Exhibit A is "Passion Genome" Facebook platform with a site with a DNA motif that serves as a tool (and was created by Tool) to connect people with their interests. That theme ties into the Versa Note marketing message that the car allows younger people to expedite their passions, whatever they might be.
The site itself lets you create a "Passion Portrait," a visualization in superstring-type visuals which can be shared on Facebook and Twitter using #MyPassionPortrait for a chance to win a $1,000 gift card from Amazon.com.
Erich Marx, director of interactive and social media marketing at Nissan's North American operation,
says the idea, brought to the company by longtime agency of record TBWA\Chiat\Day, allows Nissan to align the car with a cool project that fills a need on social media channels.
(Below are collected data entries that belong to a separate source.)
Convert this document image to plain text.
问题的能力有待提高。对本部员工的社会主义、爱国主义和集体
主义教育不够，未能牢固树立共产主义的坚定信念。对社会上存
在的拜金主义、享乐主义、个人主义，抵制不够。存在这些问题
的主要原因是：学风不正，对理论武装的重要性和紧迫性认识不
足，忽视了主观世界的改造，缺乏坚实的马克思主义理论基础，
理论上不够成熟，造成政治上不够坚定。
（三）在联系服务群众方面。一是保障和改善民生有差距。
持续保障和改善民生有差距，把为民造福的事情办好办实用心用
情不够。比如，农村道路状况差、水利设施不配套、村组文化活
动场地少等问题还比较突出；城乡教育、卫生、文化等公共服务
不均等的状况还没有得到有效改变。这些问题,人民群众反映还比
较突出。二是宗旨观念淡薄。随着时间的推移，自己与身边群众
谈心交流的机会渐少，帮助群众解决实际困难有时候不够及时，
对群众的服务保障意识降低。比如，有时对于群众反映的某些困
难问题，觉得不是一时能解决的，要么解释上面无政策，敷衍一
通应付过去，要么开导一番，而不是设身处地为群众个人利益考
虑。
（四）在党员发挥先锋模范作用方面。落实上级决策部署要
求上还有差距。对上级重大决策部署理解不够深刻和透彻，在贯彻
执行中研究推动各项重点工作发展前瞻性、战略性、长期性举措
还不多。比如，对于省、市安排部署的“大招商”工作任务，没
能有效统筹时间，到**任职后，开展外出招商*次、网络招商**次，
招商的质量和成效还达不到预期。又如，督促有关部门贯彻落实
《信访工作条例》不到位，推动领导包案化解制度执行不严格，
"I probably have 400 friends on Facebook, but most of us can't possibly keep track of all the ways that we connect and all the shared passions we have with friends, so we built an app that lets you categorize by movies, say, or TV, or sports, or food and wine where you can create a 'genome' of all the things you like and connect with friends who like those too," he says. "And it aligns with our positioning of the Note."
The second element caps a video contest on Vine and Instagram that began in July, where consumers could upload videos that incorporate a cutout of the car. Six people won $1,000 each and three grand-prize winners saw this short videos incorporated in a new 45-second national commercial airing Oct. 19 during the Florida State-Clemson college football game on ABC.
"We really lucked out on the [ad placement]," says Marx, who explains that the game Nissan bought for the ad turns out to be between the number-six and number-three ranked NCAA teams.
Marx says Nissan got about 600 submissions of short videos, in which people had to print a cutout of a Nissan from a Web page then make the video with the cutout.
"One of the learnings is if you are going to ask consumers to submit user generated content, you have to make it really turnkey and easy," he says. "Most people are consuming this content in between doing other things -- during a commercial break or between tasks. We were asking them to download, print out, get scissors, cut picture of the Note and write a script. That's a lot of heavy lifting, and while we got hundreds of entries, we didn't get as many as we'd hoped."
But he also says the company, which promoted it on its social sites and got earned media by sites like Mashable, and from the participants themselves, got about 50 million impressions.